I can't really go into all of what I am thinking and feeling, or I would be sitting here typing away for hours, and, like I said, I have stuff to do today. But, I just want to share this:
I am so extremely grateful for the ways that I do see God's hand in my life. I'm not perfect. I won't be in this life. But, I have the Atonement to lean on and help me draw closer to perfection. My husband isn't perfect. But, the Atonement is for him too.
I have had my moments where I feel like I have the Atonement kind of figured out, and it helps me, and I feel great about things. Then, I have my moments where I have no clue what is going on, I don't how to use or apply the Atonement, I am stubborn because I don't want help, and I feel fiercely hardened.
That was me last week.
And yet, I can look back and see the progress I have made. I have come far. My husband agrees with me. Remember that quote I shared earlier this week? I want to share it again.
"Struggling with those problems is at the very core of life's purpose. As we draw close to God, He will show us our weaknesses and through them make us wiser, stronger.

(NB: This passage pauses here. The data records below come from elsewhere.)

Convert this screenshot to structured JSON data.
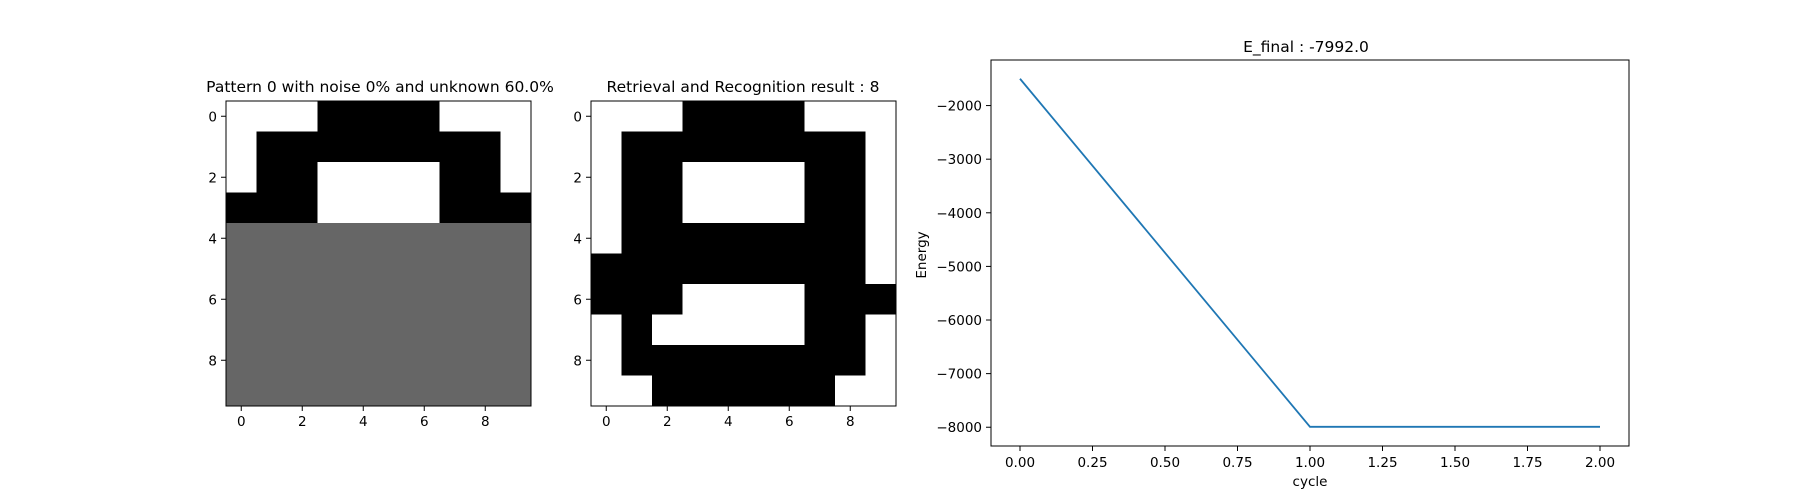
{
  "chart_data": [
    {
      "type": "heatmap",
      "title": "Pattern 0 with noise 0% and unknown 60.0%",
      "legend_values": {
        "black": 1,
        "white": -1,
        "gray": 0
      },
      "colors": {
        "1": "#000000",
        "-1": "#ffffff",
        "0": "#666666"
      },
      "xticks": [
        "0",
        "2",
        "4",
        "6",
        "8"
      ],
      "yticks": [
        "0",
        "2",
        "4",
        "6",
        "8"
      ],
      "grid": [
        [
          -1,
          -1,
          -1,
          1,
          1,
          1,
          1,
          -1,
          -1,
          -1
        ],
        [
          -1,
          1,
          1,
          1,
          1,
          1,
          1,
          1,
          1,
          -1
        ],
        [
          -1,
          1,
          1,
          -1,
          -1,
          -1,
          -1,
          1,
          1,
          -1
        ],
        [
          1,
          1,
          1,
          -1,
          -1,
          -1,
          -1,
          1,
          1,
          1
        ],
        [
          0,
          0,
          0,
          0,
          0,
          0,
          0,
          0,
          0,
          0
        ],
        [
          0,
          0,
          0,
          0,
          0,
          0,
          0,
          0,
          0,
          0
        ],
        [
          0,
          0,
          0,
          0,
          0,
          0,
          0,
          0,
          0,
          0
        ],
        [
          0,
          0,
          0,
          0,
          0,
          0,
          0,
          0,
          0,
          0
        ],
        [
          0,
          0,
          0,
          0,
          0,
          0,
          0,
          0,
          0,
          0
        ],
        [
          0,
          0,
          0,
          0,
          0,
          0,
          0,
          0,
          0,
          0
        ]
      ]
    },
    {
      "type": "heatmap",
      "title": "Retrieval and Recognition result : 8",
      "colors": {
        "1": "#000000",
        "-1": "#ffffff",
        "0": "#666666"
      },
      "xticks": [
        "0",
        "2",
        "4",
        "6",
        "8"
      ],
      "yticks": [
        "0",
        "2",
        "4",
        "6",
        "8"
      ],
      "grid": [
        [
          -1,
          -1,
          -1,
          1,
          1,
          1,
          1,
          -1,
          -1,
          -1
        ],
        [
          -1,
          1,
          1,
          1,
          1,
          1,
          1,
          1,
          1,
          -1
        ],
        [
          -1,
          1,
          1,
          -1,
          -1,
          -1,
          -1,
          1,
          1,
          -1
        ],
        [
          -1,
          1,
          1,
          -1,
          -1,
          -1,
          -1,
          1,
          1,
          -1
        ],
        [
          -1,
          1,
          1,
          1,
          1,
          1,
          1,
          1,
          1,
          -1
        ],
        [
          1,
          1,
          1,
          1,
          1,
          1,
          1,
          1,
          1,
          -1
        ],
        [
          1,
          1,
          1,
          -1,
          -1,
          -1,
          -1,
          1,
          1,
          1
        ],
        [
          -1,
          1,
          -1,
          -1,
          -1,
          -1,
          -1,
          1,
          1,
          -1
        ],
        [
          -1,
          1,
          1,
          1,
          1,
          1,
          1,
          1,
          1,
          -1
        ],
        [
          -1,
          -1,
          1,
          1,
          1,
          1,
          1,
          1,
          -1,
          -1
        ]
      ]
    },
    {
      "type": "line",
      "title": "E_final : -7992.0",
      "xlabel": "cycle",
      "ylabel": "Energy",
      "x": [
        0,
        1,
        2
      ],
      "series": [
        {
          "values": [
            -1500,
            -7992,
            -7992
          ],
          "color": "#1f77b4"
        }
      ],
      "xlim": [
        -0.1,
        2.1
      ],
      "ylim": [
        -8350,
        -1150
      ],
      "xticks": [
        0.0,
        0.25,
        0.5,
        0.75,
        1.0,
        1.25,
        1.5,
        1.75,
        2.0
      ],
      "xtick_labels": [
        "0.00",
        "0.25",
        "0.50",
        "0.75",
        "1.00",
        "1.25",
        "1.50",
        "1.75",
        "2.00"
      ],
      "yticks": [
        -2000,
        -3000,
        -4000,
        -5000,
        -6000,
        -7000,
        -8000
      ],
      "ytick_labels": [
        "−2000",
        "−3000",
        "−4000",
        "−5000",
        "−6000",
        "−7000",
        "−8000"
      ]
    }
  ]
}
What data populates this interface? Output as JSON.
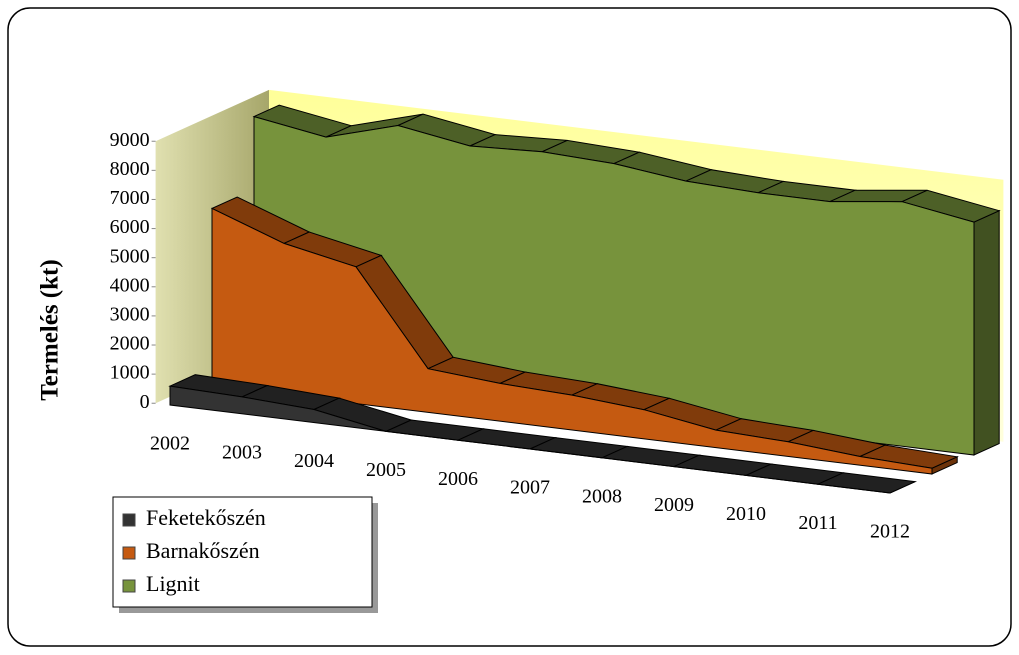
{
  "chart_data": {
    "type": "area3d",
    "y_label": "Termelés (kt)",
    "categories": [
      "2002",
      "2003",
      "2004",
      "2005",
      "2006",
      "2007",
      "2008",
      "2009",
      "2010",
      "2011",
      "2012"
    ],
    "series": [
      {
        "name": "Feketekőszén",
        "color": "#333333",
        "values": [
          650,
          580,
          450,
          0,
          0,
          0,
          0,
          0,
          0,
          0,
          0
        ]
      },
      {
        "name": "Barnakőszén",
        "color": "#c55a11",
        "values": [
          6100,
          5200,
          4700,
          1500,
          1300,
          1200,
          1000,
          600,
          500,
          300,
          200
        ]
      },
      {
        "name": "Lignit",
        "color": "#77933c",
        "values": [
          8600,
          8200,
          8900,
          8500,
          8600,
          8500,
          8200,
          8100,
          8100,
          8400,
          8000
        ]
      }
    ],
    "ylim": [
      0,
      9000
    ],
    "yticks": [
      0,
      1000,
      2000,
      3000,
      4000,
      5000,
      6000,
      7000,
      8000,
      9000
    ],
    "legend": "bottom-left"
  }
}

If you're seeing more of your weaknesses that just might mean you're moving nearer to God, not farther away." (Healing Through Christ pg 68).
Overall, I am drawing closer to God. I just have to make sure that I don't get so scared of things that I push Him away. I have thought about that a lot this week. I have been so scared of so many things, and I have had a lot of anxiety and stress. I have felt alone and abandoned, but I haven't sought out God like I should. He is always by my side, but I can't see Him if I won't take off my blindfold. I'll never see Him if I am blinded by choice.
He is there. He is always there. I know He is. I just have to make sure I am searching in the right places and always welcoming Him in.